Friday, February 08, 2008

Alive and Easy to Find

I got an email this morning from a college student who is directing my play Food For Fish as one of his school projects. Because I'm alive and easy to locate online, he can ask me questions about the play and tell me about his production. Because I am poor, I can't actually go see it but that doesn't make me any less happy that it's happening. Earlier this morning I posted a comment on Jason's blog in response to something Mr. Walters said: I don't know about other playwrights but I also want my work to get seen. I want my words to be heard and my characters to breathe in many different bodies. I didn't get in this to have my play on a big stage. I got in it because I was an actor on a small stage and I fell in love with theater. And I wanted to make theater and I wanted my plays to be done all over the country on tiny stages. But eventually I figured out that the only way to get it to the tiny stages was to first get it on the big stages. I wish that weren't the way it is, but that's how it is. (Not to say anything bad about big stages because I bet it's pretty fucking great to have a show on a big stage.) In any case, what I'm saying is one theater is not enough. One town is not enough. Do I want a home? Yes, very much. But that home should introduce my work into the world, not keep the world from seeing it. You can see the discussion here to understand the context and what Scott is proposing in order to give playwrights homes. This student wouldn't be doing my play now if it weren't published. It wouldn't be published if it hadn't gotten a pretty great production in New York. And I'm sure the good review from the Times didn't hurt either. And after this student production, there will be another in North Dakota soon after. I am thrilled that my play will be a part of the early careers of these kids. And I am thrilled that it will be a part of their lives at this point, even if they don't all go on to be theater professionals, I am honored to play a part from afar. I mean, I'm sure Edward Albee would do in a pinch, but I'm glad it's me instead.

6 comments:

Qui Nguyen said...

Good post, man.

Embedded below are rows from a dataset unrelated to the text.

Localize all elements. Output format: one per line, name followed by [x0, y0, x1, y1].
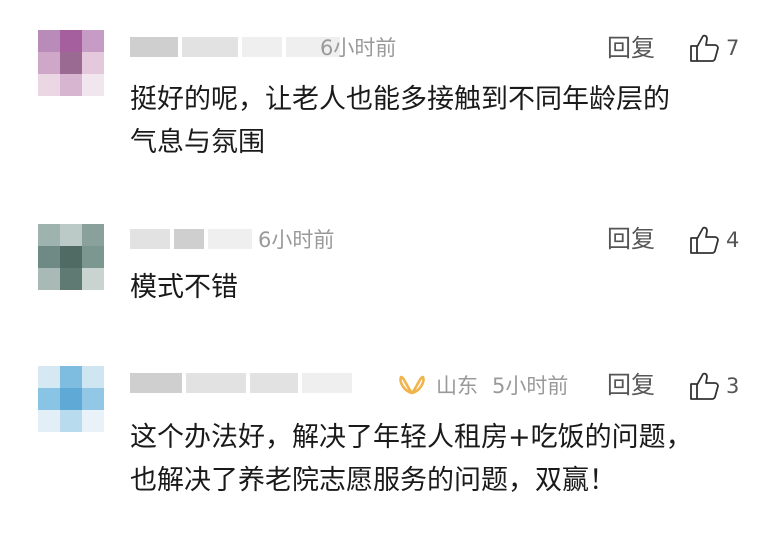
comment-text: 模式不错 — [130, 266, 750, 309]
reply-button[interactable]: 回复 — [607, 224, 655, 254]
like-button[interactable]: 7 — [688, 32, 739, 64]
comment-time: 6小时前 — [320, 36, 397, 60]
like-button[interactable]: 3 — [688, 370, 739, 402]
vip-badge-icon — [399, 375, 425, 395]
comment-item: 山东 5小时前 回复 3 这个办法好，解决了年轻人租房+吃饭的问题， 也解决了养… — [0, 340, 780, 538]
comment-text-line: 也解决了养老院志愿服务的问题，双赢！ — [130, 465, 616, 496]
comment-location: 山东 — [436, 374, 478, 398]
username-blurred[interactable] — [130, 370, 352, 396]
comment-text-line: 气息与氛围 — [130, 127, 265, 158]
comment-text-line: 模式不错 — [130, 272, 238, 303]
comment-text-line: 这个办法好，解决了年轻人租房+吃饭的问题， — [130, 422, 693, 453]
comment-time: 5小时前 — [492, 374, 569, 398]
avatar[interactable] — [38, 224, 104, 290]
comment-meta: 山东 5小时前 — [398, 370, 568, 400]
thumbs-up-icon — [690, 372, 719, 400]
like-count: 3 — [726, 374, 740, 398]
comment-time: 6小时前 — [258, 228, 335, 252]
reply-button[interactable]: 回复 — [607, 33, 655, 63]
comment-meta: 6小时前 — [320, 32, 396, 62]
username-blurred[interactable] — [130, 34, 340, 60]
thumbs-up-icon — [690, 226, 719, 254]
like-button[interactable]: 4 — [688, 224, 739, 256]
comment-text: 这个办法好，解决了年轻人租房+吃饭的问题， 也解决了养老院志愿服务的问题，双赢！ — [130, 416, 750, 502]
username-blurred[interactable] — [130, 226, 252, 252]
comment-text: 挺好的呢，让老人也能多接触到不同年龄层的 气息与氛围 — [130, 78, 750, 164]
like-count: 7 — [726, 36, 740, 60]
reply-button[interactable]: 回复 — [607, 370, 655, 400]
avatar[interactable] — [38, 366, 104, 432]
thumbs-up-icon — [690, 34, 719, 62]
avatar[interactable] — [38, 30, 104, 96]
comment-item: 6小时前 回复 4 模式不错 — [0, 200, 780, 340]
comment-text-line: 挺好的呢，让老人也能多接触到不同年龄层的 — [130, 84, 670, 115]
like-count: 4 — [726, 228, 740, 252]
comment-meta: 6小时前 — [258, 224, 334, 254]
comment-item: 6小时前 回复 7 挺好的呢，让老人也能多接触到不同年龄层的 气息与氛围 — [0, 0, 780, 200]
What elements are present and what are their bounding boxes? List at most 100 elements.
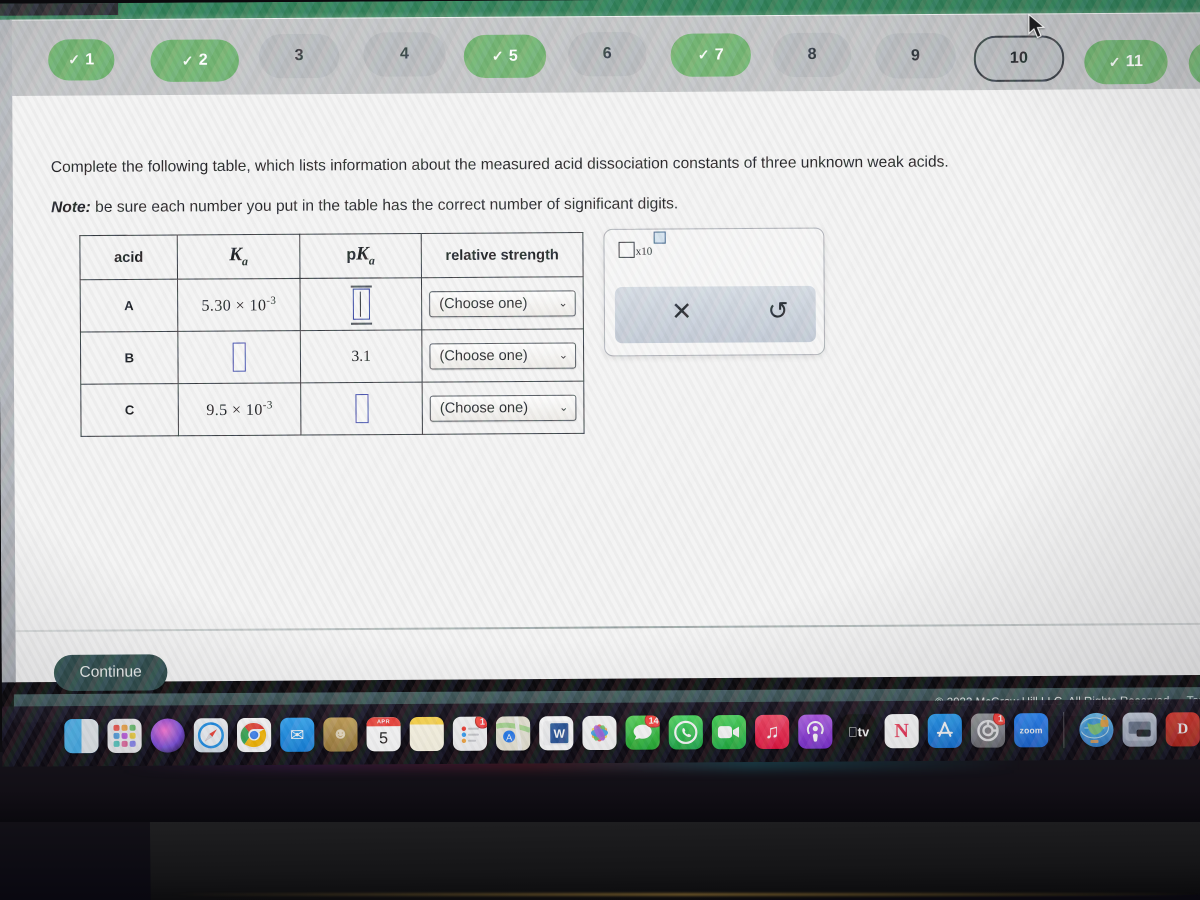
cell-pka-input[interactable] [299, 277, 422, 331]
acid-label: C [124, 401, 135, 418]
nav-pill-label: 11 [1125, 52, 1144, 71]
nav-pill-12[interactable] [1188, 41, 1200, 86]
ka-input-row-b[interactable] [232, 342, 246, 372]
question-prompt: Complete the following table, which list… [50, 153, 949, 177]
cell-relative-strength[interactable]: (Choose one) ⌄ [421, 328, 584, 383]
dock-item-system-settings[interactable]: 1 [970, 713, 1006, 748]
cell-ka-value: 9.5 × 10-3 [178, 382, 301, 436]
note-text: be sure each number you put in the table… [90, 195, 679, 216]
cell-pka-input[interactable] [300, 382, 423, 436]
calendar-month: APR [366, 717, 401, 727]
nav-pill-11[interactable]: ✓ 11 [1084, 39, 1168, 85]
nav-pill-label: 9 [910, 46, 921, 64]
cell-ka-input[interactable] [177, 330, 301, 384]
dock-item-music[interactable]: ♫ [754, 714, 790, 750]
cell-relative-strength[interactable]: (Choose one) ⌄ [421, 276, 584, 330]
dock-item-screens[interactable] [1122, 712, 1157, 747]
safari-icon [197, 722, 224, 749]
math-input-toolbar: x10 ✕ ↺ [603, 227, 826, 357]
ka-exponent: -3 [266, 294, 277, 307]
trash-icon: D [1177, 720, 1189, 737]
nav-pill-1[interactable]: ✓ 1 [48, 39, 115, 81]
chrome-icon [240, 720, 269, 750]
calendar-day: 5 [379, 729, 389, 747]
table-header-row: acid Ka pKa relative strength [79, 232, 584, 280]
dock-item-podcasts[interactable] [798, 714, 833, 749]
nav-pill-9[interactable]: 9 [875, 32, 956, 79]
scientific-notation-button[interactable]: x10 [618, 231, 666, 258]
nav-pill-7[interactable]: ✓ 7 [670, 33, 752, 77]
acid-constants-table: acid Ka pKa relative strength A 5.30 × 1… [79, 232, 585, 437]
times-icon: × [235, 297, 246, 315]
svg-text:A: A [506, 732, 512, 742]
app-store-icon [936, 721, 953, 737]
nav-pill-5[interactable]: ✓ 5 [463, 34, 547, 79]
dock-item-mail[interactable]: ✉ [280, 717, 315, 752]
notification-badge: 1 [992, 713, 1006, 726]
laptop-base-glow [170, 893, 1200, 896]
relative-strength-select-row-b[interactable]: (Choose one) ⌄ [429, 342, 577, 370]
dock-item-maps[interactable]: A [495, 716, 531, 751]
dock-item-calendar[interactable]: APR 5 [366, 717, 401, 752]
nav-pill-label: 2 [198, 51, 208, 69]
globe-lock-icon [1081, 715, 1109, 743]
acid-label: A [124, 297, 134, 313]
ka-mantissa: 9.5 [206, 401, 228, 419]
dock-item-trash[interactable]: D [1165, 712, 1200, 747]
dock-item-notes[interactable] [409, 716, 444, 752]
dock-item-safari[interactable] [193, 718, 229, 753]
question-nav: ✓ 1 ✓ 2 3 4 ✓ 5 6 ✓ 7 8 9 10 ✓ 11 [9, 13, 1200, 96]
notification-badge: 1 [474, 716, 488, 729]
dock-item-finder[interactable] [64, 718, 99, 754]
cell-relative-strength[interactable]: (Choose one) ⌄ [422, 381, 585, 435]
clear-icon[interactable]: ✕ [671, 298, 692, 326]
cell-acid-name: C [80, 383, 179, 437]
dock-item-facetime[interactable] [711, 714, 747, 750]
macos-dock: ✉ ☻ APR 5 1 A W 14 ♫ tv N 1 zoom D [1, 699, 1200, 767]
pka-symbol: K [356, 243, 369, 265]
dock-item-globe-lock[interactable] [1079, 712, 1114, 748]
dock-item-messages[interactable]: 14 [625, 715, 660, 750]
laptop-photo: ✓ 1 ✓ 2 3 4 ✓ 5 6 ✓ 7 8 9 10 ✓ 11 Complete th… [0, 0, 1200, 900]
mantissa-placeholder-box [618, 241, 635, 258]
pka-input-row-a[interactable] [352, 288, 370, 320]
dock-item-whatsapp[interactable] [668, 715, 703, 750]
dock-item-siri[interactable] [150, 718, 185, 753]
nav-pill-label: 6 [602, 45, 612, 63]
nav-pill-2[interactable]: ✓ 2 [150, 39, 240, 83]
finder-icon [64, 718, 99, 754]
nav-pill-label: 7 [714, 45, 724, 64]
video-camera-icon [717, 726, 740, 739]
nav-pill-10[interactable]: 10 [973, 35, 1065, 83]
pka-input-row-c[interactable] [354, 393, 369, 424]
dock-item-news[interactable]: N [884, 713, 919, 749]
continue-button[interactable]: Continue [53, 654, 168, 692]
dock-item-microsoft-word[interactable]: W [539, 716, 574, 751]
chevron-down-icon: ⌄ [559, 401, 569, 414]
dock-item-photos[interactable] [582, 715, 617, 751]
relative-strength-select-row-a[interactable]: (Choose one) ⌄ [429, 289, 576, 317]
nav-pill-6[interactable]: 6 [568, 31, 647, 77]
dock-item-zoom[interactable]: zoom [1013, 713, 1049, 748]
dock-item-contacts[interactable]: ☻ [323, 717, 358, 752]
dock-item-app-store[interactable] [927, 713, 962, 748]
dock-item-reminders[interactable]: 1 [452, 716, 488, 751]
nav-pill-8[interactable]: 8 [772, 32, 852, 78]
math-toolbar-templates: x10 [618, 231, 666, 280]
header-pka: pKa [299, 233, 422, 279]
dock-item-launchpad[interactable] [107, 718, 142, 754]
nav-pill-label: 1 [85, 50, 95, 68]
podcast-icon [806, 720, 824, 742]
undo-icon[interactable]: ↺ [767, 297, 788, 325]
nav-pill-label: 8 [807, 45, 817, 63]
relative-strength-select-row-c[interactable]: (Choose one) ⌄ [429, 394, 577, 422]
dock-item-chrome[interactable] [236, 717, 272, 753]
header-acid: acid [79, 235, 178, 280]
dock-item-apple-tv[interactable]: tv [841, 714, 876, 749]
mouse-cursor [1028, 13, 1046, 39]
nav-pill-4[interactable]: 4 [363, 32, 446, 77]
nav-pill-3[interactable]: 3 [258, 33, 340, 79]
maps-icon: A [495, 716, 531, 751]
ka-symbol: K [229, 244, 243, 266]
window-chrome-left [0, 2, 119, 16]
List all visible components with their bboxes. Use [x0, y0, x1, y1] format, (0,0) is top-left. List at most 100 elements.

I concur in every way.

Joshua said...

I have to say, and buddha knows I have clashed with Scott Walters on a number of things so perhaps I have long ago lost my sense of objectivity when it comes to him . . .

But I have to say that I find it highly ironic that Scott goes on about the greatness of Mike Daisy's article re HOW THEATRE FAILED AMERICA . . . the thesis of that article is that actors, writers, creatives are all cut out of making liveable money in theatre as a career but careers in arts adminstration and the number of well paid administrators has grown exponentially . . . Scott goes on about how right this is, yet he's proposing a model of theatre for himself as head administrator, isn't it the height of irony?

But maybe I just cannot see past my own bias, I don't know.

Adam said...

Well, I don't think that is what he's proposing. I think he's proposing something more democratic. But yes, it's sometimes hard to get by the way he's proposing it which is perhaps more dogmatic.

Scott Walters said...

Thank you, Adam. You are correct -- a tribe, by definition (and I have provided the definition via Daniel Quinn) is a non-hierarchical collective. It only sounds like I'm the kingpin because I'm the one doing the talking at the moment.

As far as dogmatism is concerned, my goal is to create a sharp, clear definition in order to avoid having the ideas blurred and appropriated by the current paradigm. There isn't much point in creating a new way of doing things if it is just the old way with a few little differences. I know that the risk is that I sound dogmatic, and I think I go out of my way to say that it is cool if this particular way doesn't work for you and the current paradigm is working for you. But I don't think it is being dogmatic to say that, if that is the case, you should keep doing it that way and not get tangled up with people who see a different path.

As much as I would like, if I were forming my theatrical tribe, to have a high-quality playwright like you as a resident dramatist, there is no reason that you would find that option attractive, and that's cool. But to dump on the paradigm because you like things the way they are -- well, that seems sort of self-centered to me. There are people for whom the present system is not working so well, and trying to figure out an approach that can allow them to use their creativity more fully doesn't seem to me to be inherently evil or dogmatic.

Adam said...

Scott, For the record, I'm not dumping on your idea, nor would I ever suggest that anything is evil.

I'm interested to see how it will work and I wish you the best of luck. I think community based theater is a good idea.

Personally I think you can do your model and work within the current model at the same time. That is all I was trying to say.

Also it's worth noting that for most playwrights, the ideal is to work with more than one theater. And that helping them do so is the best way to go both for your company and for theater as a whole.

Adam said...

Also, I think most everyone can agree that the current model is not really working the way any of us would like. That's why so many great playwrights have gone to tv or film.